I am so tired of being busy. This Living Your Best Family Life series began because I felt like our life was passing me by on fast forward – juggling children, a household, a marriage, work and ‘life,’ often on little sleep as our smallest family member takes time to find her rhythm. It’s hard.
Weekends typically offer little respite as they become crammed with all of the things there is so little time for during the week. There seems very little down time, time to switch off.
Too often I find myself frustrated, short tempered, upset.
This is the season we are in. I get that. For various reasons I cannot simply drop any of my current responsibilities. Instead I try to find work-arounds, I try to be in the moment, mindful of what I am doing right now, I think about my simple goals as I set priorities and tasks for each day, I think in small steps towards bigger plans, I try to find moments of quiet in the busyness of the everyday.
And I am trying to press pause more regularly.
Hitting the pause button usually happens on the weekend so I can make the most of the little time that we actually have together as a family. Even though it makes sense for me to work more on weekends because Dad 101 is home to help look after the girls, instead I have made a more consistent choice to press pause on the busyness of ‘shoulds’ to make time for the ‘wants.‘
We are not talking about going out or doing anything fancy, instead choosing to work together on family projects around our home. Projects that we have wanted to get to for the longest time. Like the recent reorganisation of the playroom, and making a start on sorting through ‘stuff’ that has been sitting around for way to long. We’ve begun freshening up our back garden so we can enjoy it more as a family this summer and there are some minor indoor renovation projects that have been moved up the list.

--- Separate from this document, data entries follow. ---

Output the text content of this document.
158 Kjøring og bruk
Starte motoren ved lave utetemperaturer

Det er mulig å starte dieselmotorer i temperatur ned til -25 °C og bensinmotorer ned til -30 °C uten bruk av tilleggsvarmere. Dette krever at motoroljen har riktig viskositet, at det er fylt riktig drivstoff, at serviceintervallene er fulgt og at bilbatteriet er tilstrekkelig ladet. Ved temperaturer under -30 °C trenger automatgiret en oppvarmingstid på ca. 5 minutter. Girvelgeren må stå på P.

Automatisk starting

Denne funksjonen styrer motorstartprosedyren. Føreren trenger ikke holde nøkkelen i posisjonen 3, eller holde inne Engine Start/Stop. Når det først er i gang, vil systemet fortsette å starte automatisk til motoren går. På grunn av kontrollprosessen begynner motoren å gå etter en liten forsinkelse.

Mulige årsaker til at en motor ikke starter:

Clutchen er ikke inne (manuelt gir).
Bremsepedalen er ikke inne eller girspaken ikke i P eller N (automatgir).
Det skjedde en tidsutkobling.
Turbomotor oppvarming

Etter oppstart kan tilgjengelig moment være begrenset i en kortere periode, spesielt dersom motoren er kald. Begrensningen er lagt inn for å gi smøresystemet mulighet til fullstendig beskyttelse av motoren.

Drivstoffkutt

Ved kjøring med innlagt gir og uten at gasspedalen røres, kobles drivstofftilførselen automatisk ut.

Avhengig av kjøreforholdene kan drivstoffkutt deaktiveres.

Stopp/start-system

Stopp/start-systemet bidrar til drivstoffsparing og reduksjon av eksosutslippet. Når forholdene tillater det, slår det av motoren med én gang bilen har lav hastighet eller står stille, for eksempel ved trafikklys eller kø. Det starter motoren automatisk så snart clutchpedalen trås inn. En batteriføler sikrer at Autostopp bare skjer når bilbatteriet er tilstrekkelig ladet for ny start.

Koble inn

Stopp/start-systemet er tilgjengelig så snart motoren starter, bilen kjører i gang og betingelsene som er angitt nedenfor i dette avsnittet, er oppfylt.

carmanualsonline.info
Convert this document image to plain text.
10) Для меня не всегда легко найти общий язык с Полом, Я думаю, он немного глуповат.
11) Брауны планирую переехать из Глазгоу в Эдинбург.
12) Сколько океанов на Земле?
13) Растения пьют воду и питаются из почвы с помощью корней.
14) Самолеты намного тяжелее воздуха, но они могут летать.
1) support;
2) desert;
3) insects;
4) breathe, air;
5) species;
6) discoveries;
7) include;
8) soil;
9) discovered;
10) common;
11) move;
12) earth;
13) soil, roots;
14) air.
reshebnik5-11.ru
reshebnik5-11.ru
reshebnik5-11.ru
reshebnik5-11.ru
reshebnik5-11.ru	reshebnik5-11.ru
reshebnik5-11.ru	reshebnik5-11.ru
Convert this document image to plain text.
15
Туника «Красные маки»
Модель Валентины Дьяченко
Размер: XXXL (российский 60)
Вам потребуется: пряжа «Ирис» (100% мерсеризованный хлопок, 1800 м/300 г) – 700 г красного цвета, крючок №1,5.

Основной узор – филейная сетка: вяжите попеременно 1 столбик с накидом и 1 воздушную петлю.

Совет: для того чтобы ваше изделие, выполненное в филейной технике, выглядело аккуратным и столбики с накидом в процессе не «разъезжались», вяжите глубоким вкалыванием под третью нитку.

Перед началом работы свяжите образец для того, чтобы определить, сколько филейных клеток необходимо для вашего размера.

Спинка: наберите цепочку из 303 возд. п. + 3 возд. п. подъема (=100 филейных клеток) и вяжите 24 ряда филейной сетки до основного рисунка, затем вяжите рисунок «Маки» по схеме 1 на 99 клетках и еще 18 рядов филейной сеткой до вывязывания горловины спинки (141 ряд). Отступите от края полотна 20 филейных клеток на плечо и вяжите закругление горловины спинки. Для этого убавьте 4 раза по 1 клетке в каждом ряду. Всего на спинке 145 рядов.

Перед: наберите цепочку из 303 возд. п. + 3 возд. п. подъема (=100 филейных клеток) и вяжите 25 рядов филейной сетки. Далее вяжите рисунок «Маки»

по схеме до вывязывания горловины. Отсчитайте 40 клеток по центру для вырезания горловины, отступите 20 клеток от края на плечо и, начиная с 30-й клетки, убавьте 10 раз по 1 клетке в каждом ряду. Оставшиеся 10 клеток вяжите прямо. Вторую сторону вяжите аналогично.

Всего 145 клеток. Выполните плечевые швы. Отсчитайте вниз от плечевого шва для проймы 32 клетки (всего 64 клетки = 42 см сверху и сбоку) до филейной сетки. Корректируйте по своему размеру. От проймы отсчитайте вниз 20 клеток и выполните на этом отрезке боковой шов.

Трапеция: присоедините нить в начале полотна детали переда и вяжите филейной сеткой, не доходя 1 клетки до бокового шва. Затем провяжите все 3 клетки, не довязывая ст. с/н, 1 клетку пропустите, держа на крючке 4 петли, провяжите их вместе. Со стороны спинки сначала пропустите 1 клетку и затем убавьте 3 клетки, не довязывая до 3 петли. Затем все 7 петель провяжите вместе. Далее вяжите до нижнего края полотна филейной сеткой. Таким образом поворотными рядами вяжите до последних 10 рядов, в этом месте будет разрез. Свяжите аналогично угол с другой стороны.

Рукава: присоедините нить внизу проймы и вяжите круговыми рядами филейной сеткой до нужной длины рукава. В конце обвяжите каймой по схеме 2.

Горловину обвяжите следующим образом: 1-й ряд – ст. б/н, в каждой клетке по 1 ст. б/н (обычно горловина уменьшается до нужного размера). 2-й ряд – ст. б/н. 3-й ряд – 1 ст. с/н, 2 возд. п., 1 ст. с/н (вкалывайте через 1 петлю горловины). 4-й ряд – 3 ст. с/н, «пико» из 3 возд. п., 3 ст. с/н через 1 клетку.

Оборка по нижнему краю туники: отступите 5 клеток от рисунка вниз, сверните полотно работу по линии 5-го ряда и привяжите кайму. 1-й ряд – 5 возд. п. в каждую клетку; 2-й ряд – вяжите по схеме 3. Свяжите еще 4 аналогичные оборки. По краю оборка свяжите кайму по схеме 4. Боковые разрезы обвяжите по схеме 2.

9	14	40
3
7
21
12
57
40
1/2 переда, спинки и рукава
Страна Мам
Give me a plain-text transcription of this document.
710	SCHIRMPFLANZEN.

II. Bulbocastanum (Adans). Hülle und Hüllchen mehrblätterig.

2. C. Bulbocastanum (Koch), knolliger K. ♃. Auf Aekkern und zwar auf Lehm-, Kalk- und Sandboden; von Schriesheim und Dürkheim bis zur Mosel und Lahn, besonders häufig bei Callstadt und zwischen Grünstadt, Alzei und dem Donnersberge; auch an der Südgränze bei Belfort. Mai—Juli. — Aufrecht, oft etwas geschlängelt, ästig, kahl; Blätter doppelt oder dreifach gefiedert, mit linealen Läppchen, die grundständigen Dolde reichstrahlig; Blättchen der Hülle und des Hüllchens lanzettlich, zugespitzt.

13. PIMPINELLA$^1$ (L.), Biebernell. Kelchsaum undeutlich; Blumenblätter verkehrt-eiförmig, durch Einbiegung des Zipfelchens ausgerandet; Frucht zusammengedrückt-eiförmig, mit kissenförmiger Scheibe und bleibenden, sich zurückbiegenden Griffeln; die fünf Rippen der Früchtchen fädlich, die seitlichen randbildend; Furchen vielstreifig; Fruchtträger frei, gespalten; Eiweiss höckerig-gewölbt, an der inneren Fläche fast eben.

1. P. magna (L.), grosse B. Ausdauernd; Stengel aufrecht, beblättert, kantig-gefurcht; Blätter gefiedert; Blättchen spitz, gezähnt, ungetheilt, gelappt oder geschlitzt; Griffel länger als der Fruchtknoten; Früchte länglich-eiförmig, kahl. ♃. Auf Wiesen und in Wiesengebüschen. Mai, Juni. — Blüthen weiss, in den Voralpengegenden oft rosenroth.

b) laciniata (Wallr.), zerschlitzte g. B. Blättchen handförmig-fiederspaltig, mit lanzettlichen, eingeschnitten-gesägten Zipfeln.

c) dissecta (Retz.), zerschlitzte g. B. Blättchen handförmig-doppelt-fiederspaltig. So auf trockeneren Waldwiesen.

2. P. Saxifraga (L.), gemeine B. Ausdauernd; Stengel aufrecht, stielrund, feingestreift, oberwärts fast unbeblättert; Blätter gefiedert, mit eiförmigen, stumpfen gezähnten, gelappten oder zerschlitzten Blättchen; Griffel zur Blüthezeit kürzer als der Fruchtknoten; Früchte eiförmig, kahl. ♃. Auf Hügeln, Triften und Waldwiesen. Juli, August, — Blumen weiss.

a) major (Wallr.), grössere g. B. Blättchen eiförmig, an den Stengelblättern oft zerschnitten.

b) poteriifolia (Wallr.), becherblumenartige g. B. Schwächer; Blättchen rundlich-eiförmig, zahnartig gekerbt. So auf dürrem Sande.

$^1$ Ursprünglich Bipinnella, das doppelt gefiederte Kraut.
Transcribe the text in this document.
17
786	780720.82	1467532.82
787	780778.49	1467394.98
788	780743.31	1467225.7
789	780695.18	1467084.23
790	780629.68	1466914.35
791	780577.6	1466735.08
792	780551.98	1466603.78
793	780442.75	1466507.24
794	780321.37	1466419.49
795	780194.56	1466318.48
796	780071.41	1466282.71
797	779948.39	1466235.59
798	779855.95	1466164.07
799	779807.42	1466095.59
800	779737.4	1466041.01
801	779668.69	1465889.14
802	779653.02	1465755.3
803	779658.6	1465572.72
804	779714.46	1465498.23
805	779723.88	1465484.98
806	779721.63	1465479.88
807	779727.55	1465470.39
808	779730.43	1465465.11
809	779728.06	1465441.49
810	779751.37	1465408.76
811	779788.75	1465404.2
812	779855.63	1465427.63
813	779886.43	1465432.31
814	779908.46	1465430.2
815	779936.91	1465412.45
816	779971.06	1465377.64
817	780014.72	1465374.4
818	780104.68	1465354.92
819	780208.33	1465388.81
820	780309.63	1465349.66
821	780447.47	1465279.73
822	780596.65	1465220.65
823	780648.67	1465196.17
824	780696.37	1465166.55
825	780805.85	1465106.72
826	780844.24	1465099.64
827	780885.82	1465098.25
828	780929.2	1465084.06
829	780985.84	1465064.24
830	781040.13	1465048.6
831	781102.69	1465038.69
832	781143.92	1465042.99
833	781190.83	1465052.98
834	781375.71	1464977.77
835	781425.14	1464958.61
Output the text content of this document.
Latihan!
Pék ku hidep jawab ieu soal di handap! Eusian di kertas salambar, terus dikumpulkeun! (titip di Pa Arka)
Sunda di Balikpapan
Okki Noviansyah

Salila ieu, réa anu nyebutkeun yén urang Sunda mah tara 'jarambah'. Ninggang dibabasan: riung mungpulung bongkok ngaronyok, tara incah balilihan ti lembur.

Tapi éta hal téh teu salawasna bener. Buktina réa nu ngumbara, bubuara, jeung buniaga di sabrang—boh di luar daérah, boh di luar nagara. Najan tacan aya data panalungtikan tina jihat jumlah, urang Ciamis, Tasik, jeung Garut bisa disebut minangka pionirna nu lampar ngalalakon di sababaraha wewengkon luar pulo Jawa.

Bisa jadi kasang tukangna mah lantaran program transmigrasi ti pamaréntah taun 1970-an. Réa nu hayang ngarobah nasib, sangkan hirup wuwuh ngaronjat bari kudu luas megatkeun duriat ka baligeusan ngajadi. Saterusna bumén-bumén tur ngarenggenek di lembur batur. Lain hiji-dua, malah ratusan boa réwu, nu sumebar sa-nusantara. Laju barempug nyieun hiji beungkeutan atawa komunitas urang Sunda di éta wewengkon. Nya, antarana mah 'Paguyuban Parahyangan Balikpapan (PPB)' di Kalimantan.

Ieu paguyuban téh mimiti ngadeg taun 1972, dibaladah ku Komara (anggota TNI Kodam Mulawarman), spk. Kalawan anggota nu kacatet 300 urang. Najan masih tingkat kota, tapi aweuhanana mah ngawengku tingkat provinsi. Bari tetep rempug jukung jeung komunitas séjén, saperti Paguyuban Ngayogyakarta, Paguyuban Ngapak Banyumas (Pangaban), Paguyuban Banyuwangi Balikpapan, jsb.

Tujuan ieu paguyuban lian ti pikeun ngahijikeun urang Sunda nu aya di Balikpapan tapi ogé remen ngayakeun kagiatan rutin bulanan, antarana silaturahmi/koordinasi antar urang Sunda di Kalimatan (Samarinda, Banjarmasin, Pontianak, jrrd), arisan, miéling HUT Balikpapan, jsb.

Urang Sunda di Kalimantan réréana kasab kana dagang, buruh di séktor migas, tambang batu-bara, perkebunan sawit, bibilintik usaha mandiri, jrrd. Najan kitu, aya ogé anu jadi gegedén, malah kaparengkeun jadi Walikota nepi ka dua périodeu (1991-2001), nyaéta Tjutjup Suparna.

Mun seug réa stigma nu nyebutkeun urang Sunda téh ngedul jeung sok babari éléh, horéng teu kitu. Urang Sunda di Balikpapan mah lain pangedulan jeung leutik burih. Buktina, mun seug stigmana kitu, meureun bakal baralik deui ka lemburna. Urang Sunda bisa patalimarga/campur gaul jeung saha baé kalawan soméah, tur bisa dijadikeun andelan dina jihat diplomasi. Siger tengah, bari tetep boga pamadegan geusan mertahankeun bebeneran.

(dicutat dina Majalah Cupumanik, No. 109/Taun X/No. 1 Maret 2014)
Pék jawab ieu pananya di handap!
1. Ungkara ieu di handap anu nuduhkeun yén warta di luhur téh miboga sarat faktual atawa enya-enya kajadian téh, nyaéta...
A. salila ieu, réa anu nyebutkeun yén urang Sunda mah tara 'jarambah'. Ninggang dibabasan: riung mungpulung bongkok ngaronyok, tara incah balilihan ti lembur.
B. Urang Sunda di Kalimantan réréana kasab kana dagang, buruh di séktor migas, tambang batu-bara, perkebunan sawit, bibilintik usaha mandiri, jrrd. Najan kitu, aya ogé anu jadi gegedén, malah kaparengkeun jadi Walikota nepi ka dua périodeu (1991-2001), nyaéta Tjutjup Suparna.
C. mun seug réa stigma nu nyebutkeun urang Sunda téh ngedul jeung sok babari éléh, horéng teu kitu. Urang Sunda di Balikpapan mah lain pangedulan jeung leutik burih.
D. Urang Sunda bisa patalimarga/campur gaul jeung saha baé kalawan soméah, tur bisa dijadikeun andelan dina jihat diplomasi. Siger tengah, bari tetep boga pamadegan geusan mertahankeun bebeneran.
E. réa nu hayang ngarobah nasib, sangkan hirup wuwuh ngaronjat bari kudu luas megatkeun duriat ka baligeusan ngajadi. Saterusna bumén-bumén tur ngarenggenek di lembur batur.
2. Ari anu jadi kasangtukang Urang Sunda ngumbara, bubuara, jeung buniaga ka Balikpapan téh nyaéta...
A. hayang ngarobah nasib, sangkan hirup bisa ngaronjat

We are definitely making slow progress in the scheme of things (after all, working around two small children can be tricky) but it feels good to be tackling projects that have been on hold for far too long, and we are making a conscious effort to accept that we can only take small steps towards actual completion. It has been good for Dad 101 and I to work together instead of us each getting on with our individual commitments or responsibilities independent of the other, which is how our weekends have gone for far too long.
While I would like to say that pressing pause means sleep ins or cocktails by the pool, for us, right now, that is just not plausible… it’s just not where we are at. But it feels good to disconnect from the everyday rush to spend time on things that are for the longer term good of our family.
Could you benefit from pressing pause on the busyness of everyday life? How would you spend the time?